第12章「核への侵入」
美咲の視点
「“心の核”……それが、遥の狙いなら」
美咲は一人、かつての実家の物置を開けていた。
暗く埃をかぶった箱の中から──懐かしい一冊のノートを見つける。
《200X年・大学1年・心理ゼミ》と書かれた、未提出のレポート。
(この中に、“私の核”がある。遥に見せたくない、私の……)
指先が震えながらも、ページをめくる。
そこには、忘れていた“ある事件の記録”が残っていた。
『翔太が見たあの夜の実験。被験者M.Kがパニックを起こした理由は、
「幼少期に消したはずのトラウマ」が刺激されたからだった。』
美咲の“核”──それは、自身の幼少期にまつわるある事故。
遥は、その記憶に触れようとしている。
⸻
別視点:遥
「そろそろ、彼女も気づいた頃ね。次に必要なのは“再現”よ」
遥は電話口で、静かに誰かに指示を出していた。
「記憶を壊すには、記憶を再現させるのが一番効果的。
彼女が一番恐れている“あの場所”に、連れて行って。翔太も」
電話の向こうで“了解”の声が返る。
遥は窓の外を見つめた。
(美咲。あなたはまだ、自分の核を守れると思ってるの?
でも私が壊したいのは“あなたの優しさ”──)
遥は、自分の唇をゆっくりと噛んだ。
(そしてそれは、かつて私が奪われたもの)
⸻
翔太の視点
その夜、翔太は自宅前で何者かに呼び止められた。
「翔太さんですよね? 美咲さんが事故に遭ったそうです。
今、搬送されたのは──」
「……は?」
何も知らされていなかった翔太の頭が真っ白になる。
「案内します。
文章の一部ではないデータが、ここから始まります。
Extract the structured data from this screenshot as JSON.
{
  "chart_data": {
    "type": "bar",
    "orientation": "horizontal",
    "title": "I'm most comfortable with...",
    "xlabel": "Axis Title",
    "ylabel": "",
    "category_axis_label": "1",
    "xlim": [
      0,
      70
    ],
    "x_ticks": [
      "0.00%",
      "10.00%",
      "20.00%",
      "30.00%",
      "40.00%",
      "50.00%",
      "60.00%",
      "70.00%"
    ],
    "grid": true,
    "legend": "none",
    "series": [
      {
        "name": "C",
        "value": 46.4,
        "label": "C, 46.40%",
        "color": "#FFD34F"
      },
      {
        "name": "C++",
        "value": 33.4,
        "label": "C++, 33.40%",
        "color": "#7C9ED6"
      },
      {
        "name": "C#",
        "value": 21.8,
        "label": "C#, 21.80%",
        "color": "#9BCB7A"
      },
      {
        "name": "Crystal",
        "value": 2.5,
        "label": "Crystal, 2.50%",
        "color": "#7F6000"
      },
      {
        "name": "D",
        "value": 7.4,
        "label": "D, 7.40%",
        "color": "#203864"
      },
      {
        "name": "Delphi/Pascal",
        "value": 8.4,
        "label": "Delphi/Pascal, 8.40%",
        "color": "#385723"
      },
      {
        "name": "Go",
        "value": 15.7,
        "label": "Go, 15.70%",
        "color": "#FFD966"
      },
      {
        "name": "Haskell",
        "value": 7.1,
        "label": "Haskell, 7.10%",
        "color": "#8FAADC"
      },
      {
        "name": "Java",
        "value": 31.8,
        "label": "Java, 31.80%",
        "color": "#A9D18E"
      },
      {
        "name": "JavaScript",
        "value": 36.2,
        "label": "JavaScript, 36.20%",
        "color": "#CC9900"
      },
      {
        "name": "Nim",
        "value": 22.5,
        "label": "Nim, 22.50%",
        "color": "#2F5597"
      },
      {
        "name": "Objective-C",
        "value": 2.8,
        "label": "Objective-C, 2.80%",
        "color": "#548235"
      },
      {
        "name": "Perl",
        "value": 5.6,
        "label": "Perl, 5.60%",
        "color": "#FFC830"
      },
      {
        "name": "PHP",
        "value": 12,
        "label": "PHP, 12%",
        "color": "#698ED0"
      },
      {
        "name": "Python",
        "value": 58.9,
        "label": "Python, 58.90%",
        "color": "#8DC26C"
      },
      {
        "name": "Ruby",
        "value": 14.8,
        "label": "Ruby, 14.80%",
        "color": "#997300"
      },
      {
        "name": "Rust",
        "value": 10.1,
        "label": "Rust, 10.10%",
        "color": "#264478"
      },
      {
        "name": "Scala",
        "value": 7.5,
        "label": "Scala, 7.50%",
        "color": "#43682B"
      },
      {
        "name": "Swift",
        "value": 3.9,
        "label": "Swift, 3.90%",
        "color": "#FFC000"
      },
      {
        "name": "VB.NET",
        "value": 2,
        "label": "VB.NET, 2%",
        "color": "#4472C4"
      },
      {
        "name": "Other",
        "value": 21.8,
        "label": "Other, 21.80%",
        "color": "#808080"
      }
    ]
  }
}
車へ」
ドアを開けたその瞬間、翔太は後頭部を殴られ、意識を失った。
──連れ去られたのは、“あの廃墟”だった。
大学時代、実験が行われた、記憶の残る場所。
⸻
翌朝:美咲の視点
スマホに、“翔太が倒れている写真”が届いた。
送信者不明。場所の座標付き。
「まさか、翔太が──?」
美咲は、恐怖と怒りを押し殺しながら、バッグにあるものを詰めた。
録音機器、ナイフ、そして──昔のノート。